Russia and Argentina have effectively halted cooperation on civil nuclear energy projects, Russia's ambassador to Buenos Aires said, as President Javier Milei's government deepens its alignment with the United States and moves away from previously planned joint ventures with Moscow.
"As far as we know, bilateral cooperation in the peaceful use of nuclear energy is not currently taking place," Ambassador Dmitry Feoktistov told the Russian newspaper Izvestia, adding that joint projects led by Russian state nuclear firm Rosatom, including plans for a nuclear power plant, are not being carried out.
Ties between Moscow and Buenos Aires have cooled since Milei took office in December 2023. The self-described libertarian has pursued closer relations with Washington and has voiced support for Ukraine, a marked shift from the foreign policy of his Peronist predecessors, who held a more neutral stance on the Russia-Ukraine conflict and cultivated economic and energy links with Moscow.

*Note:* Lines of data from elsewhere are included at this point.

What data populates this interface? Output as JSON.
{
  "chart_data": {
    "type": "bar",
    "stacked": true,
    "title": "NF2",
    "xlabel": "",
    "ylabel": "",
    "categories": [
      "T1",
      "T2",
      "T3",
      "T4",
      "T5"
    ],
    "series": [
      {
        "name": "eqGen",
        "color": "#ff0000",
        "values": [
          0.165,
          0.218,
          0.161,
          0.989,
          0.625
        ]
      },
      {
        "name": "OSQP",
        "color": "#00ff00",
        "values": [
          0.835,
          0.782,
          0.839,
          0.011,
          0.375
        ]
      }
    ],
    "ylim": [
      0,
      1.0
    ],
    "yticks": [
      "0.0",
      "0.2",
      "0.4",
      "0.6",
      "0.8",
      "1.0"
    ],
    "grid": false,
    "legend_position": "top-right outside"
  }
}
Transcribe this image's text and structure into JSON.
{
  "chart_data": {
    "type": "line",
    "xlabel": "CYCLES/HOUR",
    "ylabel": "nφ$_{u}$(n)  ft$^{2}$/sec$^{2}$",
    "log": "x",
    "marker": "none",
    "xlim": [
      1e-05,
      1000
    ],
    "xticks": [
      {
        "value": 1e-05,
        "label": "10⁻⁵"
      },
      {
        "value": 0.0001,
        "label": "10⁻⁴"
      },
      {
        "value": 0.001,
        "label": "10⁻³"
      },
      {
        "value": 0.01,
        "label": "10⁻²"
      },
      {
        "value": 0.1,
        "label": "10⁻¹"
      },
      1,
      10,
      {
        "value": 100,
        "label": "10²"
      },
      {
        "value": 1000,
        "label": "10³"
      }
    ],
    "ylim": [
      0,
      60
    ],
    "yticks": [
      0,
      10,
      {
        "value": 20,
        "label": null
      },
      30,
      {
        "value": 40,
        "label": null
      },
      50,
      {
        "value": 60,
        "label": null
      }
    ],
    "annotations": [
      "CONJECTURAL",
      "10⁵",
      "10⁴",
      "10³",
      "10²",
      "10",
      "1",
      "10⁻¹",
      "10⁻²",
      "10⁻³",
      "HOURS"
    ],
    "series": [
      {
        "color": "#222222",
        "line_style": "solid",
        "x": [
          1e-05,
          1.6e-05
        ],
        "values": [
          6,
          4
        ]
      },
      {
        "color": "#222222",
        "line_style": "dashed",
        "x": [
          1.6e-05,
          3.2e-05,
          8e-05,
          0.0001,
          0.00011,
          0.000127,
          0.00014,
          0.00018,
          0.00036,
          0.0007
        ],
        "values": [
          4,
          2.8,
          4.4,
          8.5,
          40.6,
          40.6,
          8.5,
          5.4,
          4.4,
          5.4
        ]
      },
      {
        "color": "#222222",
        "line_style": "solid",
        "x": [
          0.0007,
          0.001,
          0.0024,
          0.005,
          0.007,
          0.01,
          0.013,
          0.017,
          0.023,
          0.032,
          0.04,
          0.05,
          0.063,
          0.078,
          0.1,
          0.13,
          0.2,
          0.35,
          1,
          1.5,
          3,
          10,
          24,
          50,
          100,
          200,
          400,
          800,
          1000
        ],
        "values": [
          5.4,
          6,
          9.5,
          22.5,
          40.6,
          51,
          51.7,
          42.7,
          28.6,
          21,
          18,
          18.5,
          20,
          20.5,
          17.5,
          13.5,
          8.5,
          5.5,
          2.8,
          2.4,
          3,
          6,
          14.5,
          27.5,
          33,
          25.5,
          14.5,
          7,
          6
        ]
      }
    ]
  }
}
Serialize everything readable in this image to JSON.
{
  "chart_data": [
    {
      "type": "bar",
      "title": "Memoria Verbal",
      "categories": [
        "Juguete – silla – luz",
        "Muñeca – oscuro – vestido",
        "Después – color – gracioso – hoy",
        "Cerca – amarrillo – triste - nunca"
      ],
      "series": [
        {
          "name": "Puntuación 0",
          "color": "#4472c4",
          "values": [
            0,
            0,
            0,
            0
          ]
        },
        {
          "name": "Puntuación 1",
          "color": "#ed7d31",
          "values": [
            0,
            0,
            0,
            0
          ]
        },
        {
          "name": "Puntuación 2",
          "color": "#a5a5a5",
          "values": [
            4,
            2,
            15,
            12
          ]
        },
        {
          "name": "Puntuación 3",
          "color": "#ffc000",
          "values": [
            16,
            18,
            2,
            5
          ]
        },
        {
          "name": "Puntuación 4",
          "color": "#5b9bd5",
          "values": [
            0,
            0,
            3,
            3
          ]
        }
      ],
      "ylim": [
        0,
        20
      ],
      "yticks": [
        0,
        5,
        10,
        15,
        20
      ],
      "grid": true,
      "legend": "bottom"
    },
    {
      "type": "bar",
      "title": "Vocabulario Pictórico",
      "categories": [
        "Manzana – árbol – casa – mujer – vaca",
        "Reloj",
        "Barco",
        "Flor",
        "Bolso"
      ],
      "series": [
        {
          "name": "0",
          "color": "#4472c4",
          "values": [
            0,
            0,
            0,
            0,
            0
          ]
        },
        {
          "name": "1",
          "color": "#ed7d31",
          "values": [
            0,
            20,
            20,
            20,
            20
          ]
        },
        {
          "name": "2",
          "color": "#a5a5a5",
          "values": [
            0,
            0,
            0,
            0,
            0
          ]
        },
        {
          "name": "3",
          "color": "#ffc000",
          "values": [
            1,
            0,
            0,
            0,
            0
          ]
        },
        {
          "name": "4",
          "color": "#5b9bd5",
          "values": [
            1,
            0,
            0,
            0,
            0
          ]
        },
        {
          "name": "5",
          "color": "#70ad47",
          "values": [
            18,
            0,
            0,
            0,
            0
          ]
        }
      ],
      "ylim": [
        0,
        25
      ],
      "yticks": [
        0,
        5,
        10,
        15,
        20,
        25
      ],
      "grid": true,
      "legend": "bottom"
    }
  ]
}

A bilateral agreement on nuclear energy cooperation took effect in 2018, after which the two countries discussed a site for a nuclear power plant that would have included large VVER-1200 reactors as well as land-based and floating facilities, according to Russian broadcaster RTVI. The plans stalled amid Argentina's prolonged economic crisis and have not advanced since.
Since Milei's election, Argentina has joined the United States' FIRST nuclear programme and signed a $1.2bn contract with US company Meitner Energy to build a small ACR-300 reactor. The Argentine government has also announced plans to privatise state nuclear company Nucleoeléctrica Argentina.
The Argentine embassy told Izvestia that Argentina is capable of meeting its nuclear energy needs without foreign assistance, noting that private investment in the sector is governed by versions of the Regime for Incentives for Large-Scale Investments (RIGI), approved by Argentina's Congress.
Russia has also lost its stake in the Tolillar lithium project. Rosatom subsidiary Uranium One had agreed in 2021 to invest $30mn for a 15% stake in the deposit from Canada's Alpha Lithium Corporation, but the Canadian company cancelled the deal in 2022 after sanctions were imposed on Russia following its invasion of Ukraine, according to RTVI. The Tolillar deposit is now being developed by the Italo-Argentine conglomerate Techint.
"Rosatom's subsidiary has focused its efforts on Bolivian projects," Feoktistov said, referring to the company's shift in regional focus following the loss of the Argentine lithium stake.
However, Russia's lithium ambitions in Bolivia have also come under strain as La Paz moves closer to Washington under centrist President Rodrigo Paz, who came to power in November 2025. A decree passed in Bolivia in April 2026 banning direct deals without open tenders has led to a review of existing contracts, leaving the Russian-Bolivian project effectively frozen.
Despite the setbacks, Feoktistov said Russian and Argentine companies retain mutual interest in cooperation in other sectors. "We are recording mutual interest between Russian and Argentine companies in cooperation in areas such as electric power, renewable energy, and the oil and gas industry," he said.
Bilateral trade between Russia and Argentina rose by more than 80% in 2025, driven largely by Russian fertiliser exports, the ambassador said.
Brazil remains Russia's largest partner in Latin America. Russian energy major Rosneft holds stakes in the Solimões oil and gas project in the Amazon Basin, while Rosatom subsidiary INB supplies enriched uranium to Brazil's only nuclear power plant, Angra.
Russia's losses in Argentina and Bolivia echo a broader retreat from Venezuela, once one of the Kremlin's closest allies in Latin America. US forces captured then-president Nicolás Maduro in a raid on Caracas last January, whisking him to New York to face drug-trafficking charges, while Vice President Delcy Rodríguez was sworn in as interim president two days later with US blessing, paving the way for what many see as a Washington-friendly protectorate. Russian Foreign Minister Sergei Lavrov said in February that Russian companies were being "quite openly forced out" of Venezuela under pressure from Washington, even as state oil firm Roszarubezhneft, which took over Rosneft's Venezuelan assets in 2020, insisted it retained ownership of its joint ventures with Venezuela's state oil company PDVSA.